Uluslarüstülük ne demektir?
Uluslarüstülük veya Supranasyonellik, bir örgüte üye olan devletlerin yetki ve egemenlik alanlarının bir bölümünü, kendi aralarında antlaşmalar yaparak, kurdukları örgütün organlarına devretmeleridir. AKÇT, AET ve AAET uluslarüstü yapıya sahip örgütlerdir.
Dekolonizasyon ne demektir?
İkinci Dünya Savaşı’nın ardından BM içerisindeki Vesayet Konseyi’nin çalışmalarının da etkisiyle sömürge yönetimleri birer birer sona erdi. Bu sürece sömürgeden kurtuluş (dekolonizasyon) denir.
Bağlantısızlar hareketinin öne çıkan liderleri kimlerdir?
Hindistan’da Nehru, Mısır’da Nâsır, Endonezya’da Ahmed Sukarno, Yugoslavya’da Tito öne çıkan liderlerdir.

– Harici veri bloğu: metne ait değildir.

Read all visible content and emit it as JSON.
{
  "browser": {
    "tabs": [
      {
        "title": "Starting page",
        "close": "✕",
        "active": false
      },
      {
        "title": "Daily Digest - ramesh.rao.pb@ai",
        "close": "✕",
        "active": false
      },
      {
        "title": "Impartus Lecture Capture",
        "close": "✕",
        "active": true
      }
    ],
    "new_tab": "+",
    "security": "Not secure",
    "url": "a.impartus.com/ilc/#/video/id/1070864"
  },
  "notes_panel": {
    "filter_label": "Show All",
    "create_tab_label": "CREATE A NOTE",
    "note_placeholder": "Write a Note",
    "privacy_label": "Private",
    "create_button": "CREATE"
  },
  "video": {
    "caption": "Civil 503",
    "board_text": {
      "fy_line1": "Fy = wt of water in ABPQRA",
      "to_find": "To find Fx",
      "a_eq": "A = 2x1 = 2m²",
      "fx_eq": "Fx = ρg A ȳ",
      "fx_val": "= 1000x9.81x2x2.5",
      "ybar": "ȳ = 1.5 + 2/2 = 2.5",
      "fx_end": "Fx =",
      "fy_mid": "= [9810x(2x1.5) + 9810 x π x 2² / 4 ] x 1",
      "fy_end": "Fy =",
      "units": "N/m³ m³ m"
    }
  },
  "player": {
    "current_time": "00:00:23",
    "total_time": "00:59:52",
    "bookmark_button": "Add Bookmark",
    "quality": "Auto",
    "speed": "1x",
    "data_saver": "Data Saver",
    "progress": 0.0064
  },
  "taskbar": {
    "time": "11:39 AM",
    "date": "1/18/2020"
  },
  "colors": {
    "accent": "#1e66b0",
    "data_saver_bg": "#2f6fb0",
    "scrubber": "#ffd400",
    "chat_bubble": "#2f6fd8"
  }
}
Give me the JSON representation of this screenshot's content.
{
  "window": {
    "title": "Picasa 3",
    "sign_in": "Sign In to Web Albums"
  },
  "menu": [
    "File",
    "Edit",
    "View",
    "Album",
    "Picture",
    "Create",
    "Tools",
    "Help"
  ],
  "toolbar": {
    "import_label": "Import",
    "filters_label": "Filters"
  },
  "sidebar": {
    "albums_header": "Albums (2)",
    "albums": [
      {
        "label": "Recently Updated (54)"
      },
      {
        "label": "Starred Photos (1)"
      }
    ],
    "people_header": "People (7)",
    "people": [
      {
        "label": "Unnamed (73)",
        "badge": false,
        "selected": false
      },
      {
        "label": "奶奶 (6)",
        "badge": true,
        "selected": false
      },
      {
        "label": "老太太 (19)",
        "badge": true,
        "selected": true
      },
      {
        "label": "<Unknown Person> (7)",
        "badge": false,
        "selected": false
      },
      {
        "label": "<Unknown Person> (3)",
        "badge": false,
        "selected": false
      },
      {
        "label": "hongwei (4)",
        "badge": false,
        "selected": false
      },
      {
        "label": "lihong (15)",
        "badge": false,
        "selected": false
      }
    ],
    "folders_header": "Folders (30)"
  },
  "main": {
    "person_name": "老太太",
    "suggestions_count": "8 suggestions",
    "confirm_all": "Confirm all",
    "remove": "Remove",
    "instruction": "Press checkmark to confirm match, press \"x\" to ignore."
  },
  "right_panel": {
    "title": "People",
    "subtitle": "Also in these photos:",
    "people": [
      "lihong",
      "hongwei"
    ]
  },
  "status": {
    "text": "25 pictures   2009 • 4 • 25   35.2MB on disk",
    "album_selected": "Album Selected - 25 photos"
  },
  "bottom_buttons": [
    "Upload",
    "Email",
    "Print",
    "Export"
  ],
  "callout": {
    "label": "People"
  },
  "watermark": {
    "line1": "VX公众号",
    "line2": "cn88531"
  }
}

Bağlantısızlar Hareketinin BM üzerinde etkisi ne olmuştur?
Bağımsızlığını kazanan devlet sayısının hızla artışı Bağlantısızlar’a siyasal güç kazandırdı. Bu durum BM Genel Kurulu’ndaki oy dağılımını etkileyerek, ABD ile SSCB’nin oynadıkları rolleri etkiledi. BM üye sayısı 1945’te 51 iken 1962’de 110’a çıktı. Güvenlik Konseyi veto nedeniyle işlevini yitirince ABD ve Batı, devlet sayısının kendi lehine olmasından yararlanarak Genel Kurul’un işlevini öne çıkarmıştı. Oysaki Bağlantısızlar Genel Kurul’da oy çoğunluğunu ele geçirerek Batı’nın elinden bu kozu aldılar.
Stalin’in ölümünden sonra SSCB'de iktidar sorununa nasıl bir çözüm bulundu?
5 Mart 1953’te Stalin’in ölümü, hiç kuşkusuz SSCB tarihinde çok önemli bir olaydı. İktidar sorununa bulunan çözüm ise “kollektif yönetim”di. Fakat kollektif liderlik, görüş ayrılıklarını ortaya çıkarmıştı. Önemli isimlerden Beriya 1953’te, Malenkov 1955’te tasfiye edildiler. Tarım reformuyla birlikte ziraatçi geçmişe sahip Hruşov öne çıktı. 14 Ekim 1964’te “sağlık nedenleri”nden dolayı görevinden alınana kadar yönetimde kalan Hruşov, SSCB’nin yaşarken görevden ayrılan ilk (ve tek) lideri olmuştur.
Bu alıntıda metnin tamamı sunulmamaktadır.